Bu arada Kudüs’ü ebedi başkenti ilan etti Siyonist devlet. Bugün Ramallah, Halil, Nablus, Betlehem gibi Filistin şehirlerinde yaşayan Müslümanların ne Mescid-i Aksa’yı ziyaret için ne de yakınlarını görmek için Kudüs’e girmelerine izin veriliyor. Koskoca bir “Utanç Duvarı” Batı Şeria’yı Kudüs’ten ayırıyor.
Gazze ise tamamen tecrit edilmiş bir coğrafya. Ne dışarıdan Gazze’ye girmenize izin var ne de Gazzelilerin dışarıya çıkmasına. Bir nevi açık hava hapishanesi... Üstelik her Ramazan ve Kurban bayramında düzenli olarak bombalıyor burayı İsrail ordusu.
***
Tarihte olup bitmiş hadiselerden söz etmiyoruz. Bugün yaşananları anlatıyoruz. Ne var ki dünya kamuoyu Filistin’de “aktüel” bir problemin varlığından habersiz gibi. Çünkü duyulmuyor olup bitenler. Batı Şeria’da sürekli yeni yerleşimler açıldığını, insanların evlerine, arazilerine el konulduğunu, buralara silahlı fanatik grupların yerleştirildiğini, topraklarına sahip çıkmak isteyen insanların katledildiğini, İsrail güvenlik güçlerinin sivil protesto yürüyüşlerine katılan kişilerin bile üzerlerine ateş açtığını, kadın yaşlı çocuk demeden her yıl yüzlerce hatta binlerce masumu öldürdüğünü… vs. vs. dünya bilmiyor. Tıpkı Çin’de Doğu Türkistan halkının nelere maruz kaldığını bilmediğimiz gibi… Rus işgali altındaki Kırım’da bir avuç Müslümanın neler yaşadığından bihaber olduğumuz gibi…
***
İsrail’in kan dökerek sürdürdüğü “işgali yayma” politikasına karşı yürütülen Filistin direnişi hem hukuki hem siyasi hem de ahlaki olarak meşrudur. Ancak çekinmeden söylemek gerekir ki Hamas’ın son eyleminde sergilenen yaklaşım ve yöntem direnişin ahlaki meşruiyetini sorgulatmıştır.

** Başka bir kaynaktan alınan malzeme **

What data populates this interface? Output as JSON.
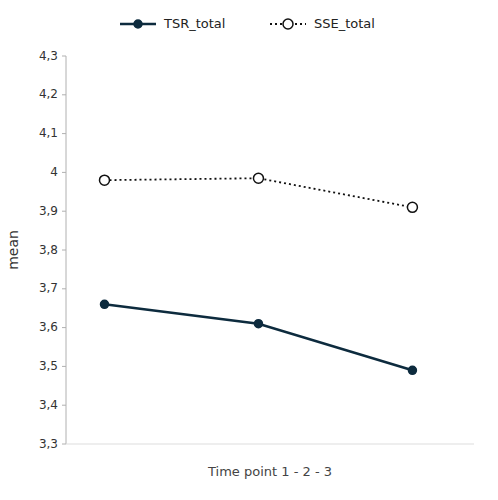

Müzik festivaline katılan gençler başta olmak üzere sivil insanların hedef gözetilerek katledilmesi, öldürülen bir kadının çıplak cesedinin kamyonet kasasında gezdirilmesi gibi eylemleri vicdan sahibi hiç kimse hiçbir gerekçeyle kabul edemez.

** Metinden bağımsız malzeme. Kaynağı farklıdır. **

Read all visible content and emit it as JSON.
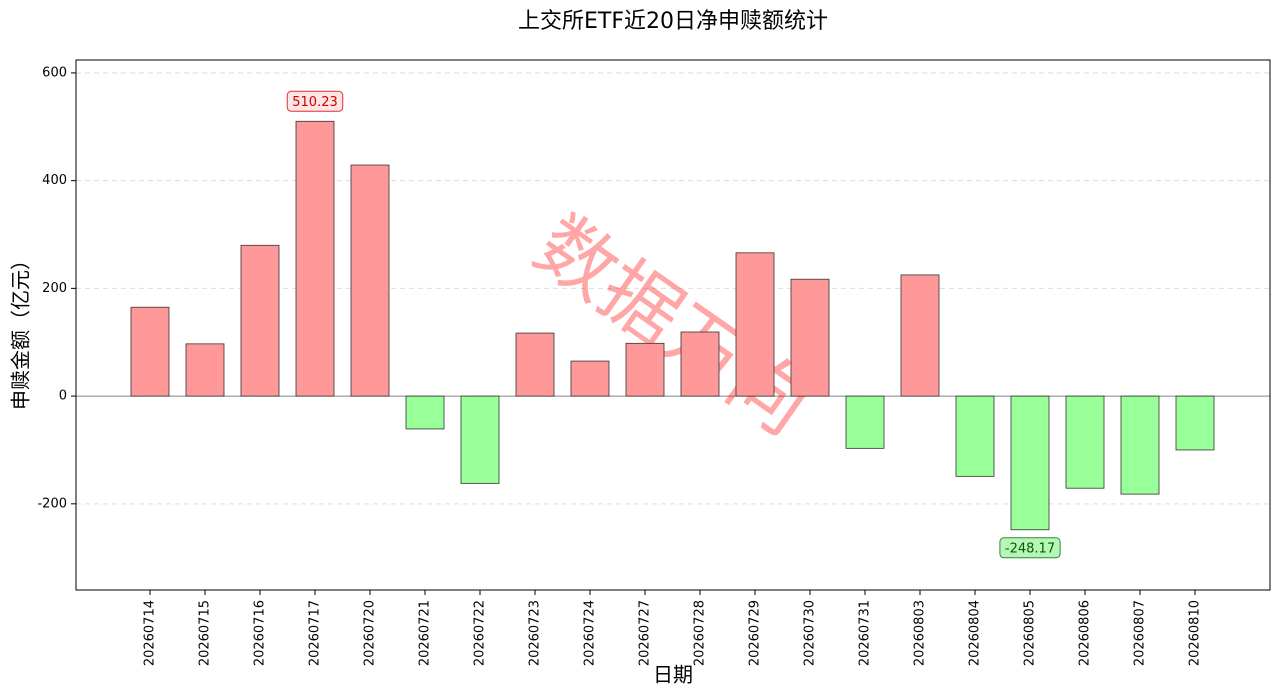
{
  "chart_data": {
    "type": "bar",
    "title": "上交所ETF近20日净申赎额统计",
    "x_label": "日期",
    "y_label": "申赎金额（亿元）",
    "watermark": "数据万向",
    "categories": [
      "20260714",
      "20260715",
      "20260716",
      "20260717",
      "20260720",
      "20260721",
      "20260722",
      "20260723",
      "20260724",
      "20260727",
      "20260728",
      "20260729",
      "20260730",
      "20260731",
      "20260803",
      "20260804",
      "20260805",
      "20260806",
      "20260807",
      "20260810"
    ],
    "values": [
      165,
      97,
      280,
      510.23,
      429,
      -61,
      -162,
      117,
      65,
      98,
      119,
      266,
      217,
      -97,
      225,
      -149,
      -248.17,
      -171,
      -182,
      -100
    ],
    "positive_color": "#ff9999",
    "negative_color": "#99ff99",
    "annotate_extremes": true,
    "ylim": [
      -360,
      624
    ],
    "yticks": [
      -200,
      0,
      200,
      400,
      600
    ],
    "grid": true
  }
}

Bunlar işgalci İsrail rejiminin Filistin halkına uyguladığı zulüm örneklerinin eş değeridir. Kendilerine yapılanları düşmanlarına yapmaları erdem değildir.
Bosna’nın bilge lideri Aliya İzzetbegoviç’in uyarısını hatırlamanın yeridir: “Savaş ölünce değil, düşmana benzeyince kaybedilir.”
***
Esas olarak “Filistin davası”nın iki büyük açmazı var. İlki ABD başta olmak üzere dünyadaki büyük güçlerin İsrail’e şartsız ve tavizsiz destek vermesi. İkincisi Filistin’i savunan kesimlerin çoğunlukla kendilerinin “savunulamaz” durumda olmaları.
1970’lerde bütün dünyada şiddet yanlısı sol siyasetin borusu öttüğü için Filistin davasını da bu solcu terör örgütlerinin sahiplenmesi ve temsil etmesi netice itibariyle meseleyi daha da çözümsüz bir noktaya getirdi. Şimdi de “İslami terör” aynı işlevi görüyor. Ne var ki Müslüman ülkelerin yöneticilerinin Filistin meselesini kendi siyasi çıkarlarına alet edip bir gün aşırı hamasetle insanları coştururken ertesi gün İsrail ile işbirliği arayışına girmeleri ile ümitleri tüketiyor. Davanın sahibi olarak silahtan başka yol tanımayan örgütleri yegâne seçenek olarak bırakıyor.